The question I have had to ask myself is – does it make any sense to have negative feelings toward a person because they didn’t respond the way I expected? Does it make sense to work at forgiving them for something they did or didn’t do just because I expected them to do or not do something? Not to me. Not any more. I’m the one who suffers. I’m the one who expends all the emotional energy dealing with the issue. It’s kind of like getting angry with a person who cuts me off in traffic and letting it ruin my day, or at least part of it. They may not even be aware of their action. If they did mean to do it, they couldn’t care less about my emotions. Either way I lose.
The only way expectations make sense to me now is if I have developed a relationship with a person that is deep enough that I know them. I mean that I know them well enough that I pretty well know what to expect. Then if their action or no action is different from my expectation I can know something is wrong and I can discuss it with them. There may be something broken that needs to fixed. Or possibly I am assuming something or even taking them for granted.

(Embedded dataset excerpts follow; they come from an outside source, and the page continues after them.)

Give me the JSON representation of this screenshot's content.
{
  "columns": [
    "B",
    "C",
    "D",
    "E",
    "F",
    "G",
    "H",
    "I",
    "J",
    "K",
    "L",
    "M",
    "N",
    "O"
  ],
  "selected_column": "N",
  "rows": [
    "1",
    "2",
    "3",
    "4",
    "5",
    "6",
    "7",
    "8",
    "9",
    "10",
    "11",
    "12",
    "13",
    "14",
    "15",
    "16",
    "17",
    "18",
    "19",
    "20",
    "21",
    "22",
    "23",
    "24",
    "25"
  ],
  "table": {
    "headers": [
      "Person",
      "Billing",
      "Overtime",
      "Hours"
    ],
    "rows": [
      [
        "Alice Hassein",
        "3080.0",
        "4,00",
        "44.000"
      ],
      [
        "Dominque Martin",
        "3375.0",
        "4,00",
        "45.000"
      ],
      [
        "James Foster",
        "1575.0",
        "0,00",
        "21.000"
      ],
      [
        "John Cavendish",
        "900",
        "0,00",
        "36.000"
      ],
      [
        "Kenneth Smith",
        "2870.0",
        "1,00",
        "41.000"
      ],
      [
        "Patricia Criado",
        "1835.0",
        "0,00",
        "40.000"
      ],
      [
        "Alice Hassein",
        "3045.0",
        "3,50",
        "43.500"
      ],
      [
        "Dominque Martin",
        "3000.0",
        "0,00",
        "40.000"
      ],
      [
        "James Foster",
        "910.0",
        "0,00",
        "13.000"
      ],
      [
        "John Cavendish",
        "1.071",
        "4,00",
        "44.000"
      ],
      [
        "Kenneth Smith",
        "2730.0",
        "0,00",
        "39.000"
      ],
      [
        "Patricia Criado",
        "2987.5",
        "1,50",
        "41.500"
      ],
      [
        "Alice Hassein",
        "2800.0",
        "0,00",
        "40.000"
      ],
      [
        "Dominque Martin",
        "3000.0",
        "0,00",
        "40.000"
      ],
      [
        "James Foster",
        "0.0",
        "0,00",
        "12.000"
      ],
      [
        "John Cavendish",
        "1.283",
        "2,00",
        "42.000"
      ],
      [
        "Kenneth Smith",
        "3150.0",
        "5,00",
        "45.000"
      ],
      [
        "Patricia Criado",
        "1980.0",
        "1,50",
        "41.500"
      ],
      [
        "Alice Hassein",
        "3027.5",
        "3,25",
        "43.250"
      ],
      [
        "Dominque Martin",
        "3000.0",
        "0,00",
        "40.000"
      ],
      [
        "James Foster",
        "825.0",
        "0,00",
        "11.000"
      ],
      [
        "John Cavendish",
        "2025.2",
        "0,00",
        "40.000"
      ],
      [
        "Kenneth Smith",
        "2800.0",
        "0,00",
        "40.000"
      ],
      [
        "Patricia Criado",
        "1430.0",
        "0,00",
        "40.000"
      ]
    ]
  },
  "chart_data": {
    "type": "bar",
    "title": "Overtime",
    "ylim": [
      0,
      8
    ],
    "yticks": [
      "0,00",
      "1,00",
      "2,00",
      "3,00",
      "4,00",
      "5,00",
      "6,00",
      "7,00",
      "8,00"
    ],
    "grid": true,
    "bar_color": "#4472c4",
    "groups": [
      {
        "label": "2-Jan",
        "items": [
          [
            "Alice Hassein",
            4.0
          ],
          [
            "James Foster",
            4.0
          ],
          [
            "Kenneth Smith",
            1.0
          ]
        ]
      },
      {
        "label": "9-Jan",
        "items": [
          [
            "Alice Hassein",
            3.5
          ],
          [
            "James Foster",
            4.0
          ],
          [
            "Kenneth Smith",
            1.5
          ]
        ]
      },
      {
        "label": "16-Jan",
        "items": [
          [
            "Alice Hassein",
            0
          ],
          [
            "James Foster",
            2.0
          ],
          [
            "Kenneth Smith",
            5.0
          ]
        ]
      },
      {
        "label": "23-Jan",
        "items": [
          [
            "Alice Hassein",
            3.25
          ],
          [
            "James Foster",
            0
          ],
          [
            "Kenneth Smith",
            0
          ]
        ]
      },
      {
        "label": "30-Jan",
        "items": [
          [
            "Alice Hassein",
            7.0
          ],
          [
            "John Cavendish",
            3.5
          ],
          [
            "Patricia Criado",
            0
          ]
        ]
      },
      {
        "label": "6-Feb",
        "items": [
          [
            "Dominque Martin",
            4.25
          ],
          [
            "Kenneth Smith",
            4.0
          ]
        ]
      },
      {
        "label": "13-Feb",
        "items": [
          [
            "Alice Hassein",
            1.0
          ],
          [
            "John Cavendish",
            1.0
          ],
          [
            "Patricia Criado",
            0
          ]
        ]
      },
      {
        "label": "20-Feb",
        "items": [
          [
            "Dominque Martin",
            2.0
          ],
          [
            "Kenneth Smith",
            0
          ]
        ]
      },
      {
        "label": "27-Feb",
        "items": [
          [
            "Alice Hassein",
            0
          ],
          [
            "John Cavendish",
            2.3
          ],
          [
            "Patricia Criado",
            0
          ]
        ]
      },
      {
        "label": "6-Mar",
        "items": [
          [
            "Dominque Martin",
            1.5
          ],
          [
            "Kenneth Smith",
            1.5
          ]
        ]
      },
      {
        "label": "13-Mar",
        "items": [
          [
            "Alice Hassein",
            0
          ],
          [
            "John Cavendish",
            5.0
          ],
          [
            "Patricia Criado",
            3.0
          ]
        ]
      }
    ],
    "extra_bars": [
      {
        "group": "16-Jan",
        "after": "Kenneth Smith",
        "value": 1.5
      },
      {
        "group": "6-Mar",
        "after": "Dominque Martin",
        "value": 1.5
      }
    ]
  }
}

I am finding, as usual, it is not easy to change my mindset, but with prayer and practice I am changing. I am finding it might be best if my expectations match the level of the relationship I have with a person. A new acquaintance – no expectation; new friendship – low expectation; long time friendship – high expectation. And then it depends on the issue – the level of importance. I now try to ask myself how important is it in my life on a scale of 1 to 10? Will it matter a hundred years from now, 50, 10, 5 or even 1?
I know there is one in whom I can let my expectations soar. He is my best friend and I can discuss everything with Him. I can take my disappointments to Him. He tells me no matter what happens, He works it for good. Meet my best friend–Jesus.